Nous avons décidé de vous présenter, de temps à autre, un cheminot de la base. Non pas tellement un cheminot qu’une qualification. Ne parlons pas d’une nouvelle rubrique : ce serait trop prétentieux ; ce serait aussi prendre une option qui n’entre pas dans nos projets. Disons que chacun d’entre nous ira voir un ouvrier, un employé (il y aura peu de fonctionnaires) de la Société, avec un bic, du papier, quelques questions et des oreilles grandes comme ça. Et, bien entendu, dans l’espoir de ramener de ce genre de raid un croquis plus ou moins coloré, qui serait de nature à piquer à vif l’intérêt de quelques-uns des lecteurs. L’essentiel est de laisser un homme, un métier, raconter sa petite histoire. En face, les grandes oreilles tiennent le bic (sic) et rien d’autre. Pour ma part, c’est le genre d’entreprise que je redoute et que j’affectionne à la fois. J’ai toujours peur dans ces cas-là de ne pas être à la hauteur de l’événement. Ceux qui sont déjà partis en expédition avec un stylo et de grandes oreilles savent bien de quoi je veux parler. Et puis, c’est bien connu, il est des gens sur qui le médium n’a aucune prise. Aurais-je bien choisi mon personnage ? Mais je me passionne, parce que je sais qu’il est bien rare qu’un homme — même s’il est banal, commun, médiocre, — soit ennuyeux lorsqu’il se met à parler de son boulot. Pour ma première sortie, j’ai jeté mon dévolu sur un garde-salle [1].

 Dieu domestique

Pourquoi un garde-salle ? Je pourrais dire : comme ça ! Eh bien non ! C’est parce que je considère, à tort ou à raison, que le garde-salle est en quelque sorte le dieu domestique de la gare, ce que les Latins appelaient le « dieu lare ». Pourtant en fouillant au plus profond de mes souvenirs classiques, je ne vois pas de gare dans la Rome antique ; et s’il y avait assurément des gardes-salles, il est peu probable qu’ils aient eu les mêmes fonctions, le même uniforme et la même pince que les nôtres. Le garde-salle, c’est lui qui, mine de rien, est le gardien des portes du rêve, de l’aventure ou, plus platement, des installations ferroviaires. Ce sont d’autres qui distribuent les billets, mais le client ne les voit pas, dissimulés qu’ils sont derrière des guichets en verre teinté, avec hygiaphone, etc. Le garde-salle, qu’il trône dans sa loge ou qu’il soit campé sur les jambes, non seulement on le voit, mais encore on est forcé d’échanger avec lui quelques gestes, peut-être dérisoires, mais qui établissent entre le voyageur et lui des contacts qu’il est difficile de ne pas appeler humains, même si le mot est un peu usé.

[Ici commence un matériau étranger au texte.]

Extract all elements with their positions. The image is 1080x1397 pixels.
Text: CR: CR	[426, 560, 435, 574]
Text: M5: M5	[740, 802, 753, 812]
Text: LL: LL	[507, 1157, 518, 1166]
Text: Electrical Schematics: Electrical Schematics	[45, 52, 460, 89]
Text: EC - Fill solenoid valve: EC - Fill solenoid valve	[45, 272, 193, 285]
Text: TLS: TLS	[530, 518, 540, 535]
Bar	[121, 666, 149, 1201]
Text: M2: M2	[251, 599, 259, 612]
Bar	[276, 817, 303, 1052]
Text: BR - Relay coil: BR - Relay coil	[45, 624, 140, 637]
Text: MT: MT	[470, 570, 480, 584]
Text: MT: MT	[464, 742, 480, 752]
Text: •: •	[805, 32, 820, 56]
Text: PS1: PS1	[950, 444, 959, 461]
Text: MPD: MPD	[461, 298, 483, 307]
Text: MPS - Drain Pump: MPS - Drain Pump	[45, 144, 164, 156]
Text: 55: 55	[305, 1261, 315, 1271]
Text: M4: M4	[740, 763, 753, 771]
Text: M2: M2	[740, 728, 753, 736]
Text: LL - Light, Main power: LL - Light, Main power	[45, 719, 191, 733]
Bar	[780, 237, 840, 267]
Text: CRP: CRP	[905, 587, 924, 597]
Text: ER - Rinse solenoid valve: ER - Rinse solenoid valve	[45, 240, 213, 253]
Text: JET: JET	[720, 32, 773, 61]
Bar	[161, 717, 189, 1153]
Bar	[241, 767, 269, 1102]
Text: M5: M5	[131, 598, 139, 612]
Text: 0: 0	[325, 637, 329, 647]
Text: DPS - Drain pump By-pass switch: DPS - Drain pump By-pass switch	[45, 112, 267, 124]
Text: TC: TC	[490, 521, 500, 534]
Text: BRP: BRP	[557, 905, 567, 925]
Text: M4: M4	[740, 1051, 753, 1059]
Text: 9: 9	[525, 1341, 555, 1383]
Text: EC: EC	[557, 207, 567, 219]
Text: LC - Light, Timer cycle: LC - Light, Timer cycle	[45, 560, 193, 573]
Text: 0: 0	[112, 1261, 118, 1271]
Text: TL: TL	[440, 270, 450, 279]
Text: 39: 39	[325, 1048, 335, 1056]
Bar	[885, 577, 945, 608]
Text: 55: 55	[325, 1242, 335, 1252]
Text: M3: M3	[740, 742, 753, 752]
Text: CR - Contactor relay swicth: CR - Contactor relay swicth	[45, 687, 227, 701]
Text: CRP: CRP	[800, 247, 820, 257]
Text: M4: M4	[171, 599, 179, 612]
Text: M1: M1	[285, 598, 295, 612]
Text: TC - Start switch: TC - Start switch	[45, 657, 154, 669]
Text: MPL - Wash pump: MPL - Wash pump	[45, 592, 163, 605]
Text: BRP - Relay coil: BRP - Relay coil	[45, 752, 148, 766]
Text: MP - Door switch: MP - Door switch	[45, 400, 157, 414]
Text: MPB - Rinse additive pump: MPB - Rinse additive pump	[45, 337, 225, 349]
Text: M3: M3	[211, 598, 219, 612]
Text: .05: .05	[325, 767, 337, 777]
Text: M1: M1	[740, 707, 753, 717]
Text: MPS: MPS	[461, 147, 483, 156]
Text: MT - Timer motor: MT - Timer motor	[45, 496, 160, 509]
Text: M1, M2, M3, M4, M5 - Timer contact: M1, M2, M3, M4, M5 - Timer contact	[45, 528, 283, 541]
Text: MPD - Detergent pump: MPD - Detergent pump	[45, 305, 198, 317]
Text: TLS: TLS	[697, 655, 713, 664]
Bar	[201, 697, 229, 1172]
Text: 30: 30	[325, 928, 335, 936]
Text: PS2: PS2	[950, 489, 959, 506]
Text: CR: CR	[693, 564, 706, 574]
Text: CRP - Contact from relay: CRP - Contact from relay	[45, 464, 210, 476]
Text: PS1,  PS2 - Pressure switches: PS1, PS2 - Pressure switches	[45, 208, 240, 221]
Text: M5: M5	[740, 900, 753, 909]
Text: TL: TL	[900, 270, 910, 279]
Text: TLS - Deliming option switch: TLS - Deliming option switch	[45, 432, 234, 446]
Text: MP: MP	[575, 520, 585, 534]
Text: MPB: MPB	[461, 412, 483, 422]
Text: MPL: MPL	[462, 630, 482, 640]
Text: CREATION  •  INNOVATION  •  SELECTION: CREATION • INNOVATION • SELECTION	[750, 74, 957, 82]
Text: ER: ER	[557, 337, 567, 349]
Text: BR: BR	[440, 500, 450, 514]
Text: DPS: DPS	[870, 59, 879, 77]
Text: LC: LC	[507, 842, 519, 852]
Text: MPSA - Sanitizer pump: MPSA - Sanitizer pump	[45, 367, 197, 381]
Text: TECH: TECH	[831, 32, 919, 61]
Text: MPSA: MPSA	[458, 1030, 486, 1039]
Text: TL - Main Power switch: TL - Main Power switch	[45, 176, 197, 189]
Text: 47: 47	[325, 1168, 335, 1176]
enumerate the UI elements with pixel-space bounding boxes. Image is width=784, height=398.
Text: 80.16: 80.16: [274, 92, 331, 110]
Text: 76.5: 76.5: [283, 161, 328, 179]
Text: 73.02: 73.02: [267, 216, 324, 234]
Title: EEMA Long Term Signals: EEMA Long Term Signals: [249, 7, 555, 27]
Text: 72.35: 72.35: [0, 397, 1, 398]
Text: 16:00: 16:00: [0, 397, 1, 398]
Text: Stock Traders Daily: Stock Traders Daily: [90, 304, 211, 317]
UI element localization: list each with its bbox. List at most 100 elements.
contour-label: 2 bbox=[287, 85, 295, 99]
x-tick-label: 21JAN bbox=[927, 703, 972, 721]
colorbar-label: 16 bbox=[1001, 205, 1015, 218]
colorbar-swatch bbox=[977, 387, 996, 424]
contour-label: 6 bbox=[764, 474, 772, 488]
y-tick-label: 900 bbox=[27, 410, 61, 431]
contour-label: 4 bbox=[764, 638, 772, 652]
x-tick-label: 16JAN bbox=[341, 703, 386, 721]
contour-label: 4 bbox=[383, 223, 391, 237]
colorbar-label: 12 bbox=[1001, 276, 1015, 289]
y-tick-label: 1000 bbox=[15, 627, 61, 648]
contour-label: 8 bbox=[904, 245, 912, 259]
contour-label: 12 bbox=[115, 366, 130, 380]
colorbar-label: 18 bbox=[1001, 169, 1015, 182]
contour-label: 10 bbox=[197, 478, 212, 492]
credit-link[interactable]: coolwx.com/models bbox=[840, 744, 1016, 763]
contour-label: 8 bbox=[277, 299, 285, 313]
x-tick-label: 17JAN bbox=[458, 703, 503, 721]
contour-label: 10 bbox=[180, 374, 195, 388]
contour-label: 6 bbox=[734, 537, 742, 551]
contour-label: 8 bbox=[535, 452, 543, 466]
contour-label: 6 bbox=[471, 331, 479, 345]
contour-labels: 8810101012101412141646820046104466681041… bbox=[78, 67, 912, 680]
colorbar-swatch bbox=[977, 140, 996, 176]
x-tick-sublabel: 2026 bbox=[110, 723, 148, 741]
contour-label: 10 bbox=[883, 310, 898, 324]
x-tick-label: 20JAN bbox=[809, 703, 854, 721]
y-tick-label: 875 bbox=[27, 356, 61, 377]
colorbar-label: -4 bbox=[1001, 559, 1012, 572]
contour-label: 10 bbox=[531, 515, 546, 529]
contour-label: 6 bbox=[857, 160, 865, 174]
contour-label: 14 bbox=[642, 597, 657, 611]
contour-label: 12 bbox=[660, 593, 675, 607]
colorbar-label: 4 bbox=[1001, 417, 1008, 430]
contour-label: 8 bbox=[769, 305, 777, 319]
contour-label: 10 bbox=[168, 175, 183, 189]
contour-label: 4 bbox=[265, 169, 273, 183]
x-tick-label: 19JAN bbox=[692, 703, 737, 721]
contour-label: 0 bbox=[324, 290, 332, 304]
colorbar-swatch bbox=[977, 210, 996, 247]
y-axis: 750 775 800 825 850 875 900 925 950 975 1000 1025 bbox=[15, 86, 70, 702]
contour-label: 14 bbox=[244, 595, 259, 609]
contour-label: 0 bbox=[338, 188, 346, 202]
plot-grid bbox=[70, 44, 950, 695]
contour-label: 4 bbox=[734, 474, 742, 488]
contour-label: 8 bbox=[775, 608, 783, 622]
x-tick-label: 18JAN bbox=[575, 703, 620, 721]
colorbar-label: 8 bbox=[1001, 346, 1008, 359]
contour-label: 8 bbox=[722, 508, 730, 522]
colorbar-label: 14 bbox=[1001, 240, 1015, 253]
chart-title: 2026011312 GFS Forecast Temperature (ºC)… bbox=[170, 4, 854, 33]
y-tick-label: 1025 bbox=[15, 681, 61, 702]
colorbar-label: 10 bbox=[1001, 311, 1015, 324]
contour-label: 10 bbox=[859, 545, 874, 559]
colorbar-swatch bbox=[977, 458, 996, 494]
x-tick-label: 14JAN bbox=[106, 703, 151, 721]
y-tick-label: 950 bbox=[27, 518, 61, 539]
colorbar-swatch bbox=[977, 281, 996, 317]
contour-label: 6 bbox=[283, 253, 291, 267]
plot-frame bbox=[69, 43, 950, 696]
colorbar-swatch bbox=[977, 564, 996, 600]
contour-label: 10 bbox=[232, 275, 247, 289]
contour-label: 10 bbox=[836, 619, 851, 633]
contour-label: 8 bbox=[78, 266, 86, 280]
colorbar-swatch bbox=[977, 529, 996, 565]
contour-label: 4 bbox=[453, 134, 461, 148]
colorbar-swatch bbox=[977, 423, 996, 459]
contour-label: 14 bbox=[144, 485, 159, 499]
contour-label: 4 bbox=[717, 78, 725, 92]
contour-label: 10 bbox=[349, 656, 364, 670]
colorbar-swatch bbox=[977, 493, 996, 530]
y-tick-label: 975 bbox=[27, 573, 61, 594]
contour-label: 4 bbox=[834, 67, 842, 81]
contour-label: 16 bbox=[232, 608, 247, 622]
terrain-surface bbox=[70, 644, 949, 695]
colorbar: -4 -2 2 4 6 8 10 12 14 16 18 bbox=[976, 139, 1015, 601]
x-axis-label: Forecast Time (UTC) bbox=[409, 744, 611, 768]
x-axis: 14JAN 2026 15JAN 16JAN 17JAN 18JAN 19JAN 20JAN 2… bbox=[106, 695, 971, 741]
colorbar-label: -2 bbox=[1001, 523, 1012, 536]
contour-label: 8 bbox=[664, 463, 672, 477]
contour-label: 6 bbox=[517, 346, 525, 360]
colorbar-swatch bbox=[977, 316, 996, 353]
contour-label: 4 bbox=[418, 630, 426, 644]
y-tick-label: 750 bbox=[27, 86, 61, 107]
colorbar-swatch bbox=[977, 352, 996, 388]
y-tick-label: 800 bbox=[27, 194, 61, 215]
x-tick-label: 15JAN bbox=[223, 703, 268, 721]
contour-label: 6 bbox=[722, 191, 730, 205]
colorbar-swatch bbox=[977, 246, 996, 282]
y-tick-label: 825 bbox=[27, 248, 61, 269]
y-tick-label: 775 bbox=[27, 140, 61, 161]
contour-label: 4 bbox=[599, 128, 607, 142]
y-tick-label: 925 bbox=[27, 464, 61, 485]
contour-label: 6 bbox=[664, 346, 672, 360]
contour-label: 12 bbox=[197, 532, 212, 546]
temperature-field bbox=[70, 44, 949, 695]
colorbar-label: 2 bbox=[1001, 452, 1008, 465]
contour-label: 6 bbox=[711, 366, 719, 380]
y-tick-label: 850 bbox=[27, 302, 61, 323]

On peut s’embarquer dans un train et quitter une gare sans avoir vu le distributeur de billets, le chef de gare, le sous-chef, le conducteur de la locomotive, le chef garde et je vous fais grâce des autres : il n’est pas possible de n’avoir pas eu affaire au garde-salle, ce qui est bien autre chose que de simplement le voir. Bon, j’avais en tête mon idée de garde-salle. Il me fallait en débusquer un spécimen. Et espérer... J’avais déjà eu quelques rapports d’amitié avec l’un d’entre eux, qui officie dans une gare où j’ai jadis vendu quelques billets et dont je tairai le nom pour respecter le secret professionnel.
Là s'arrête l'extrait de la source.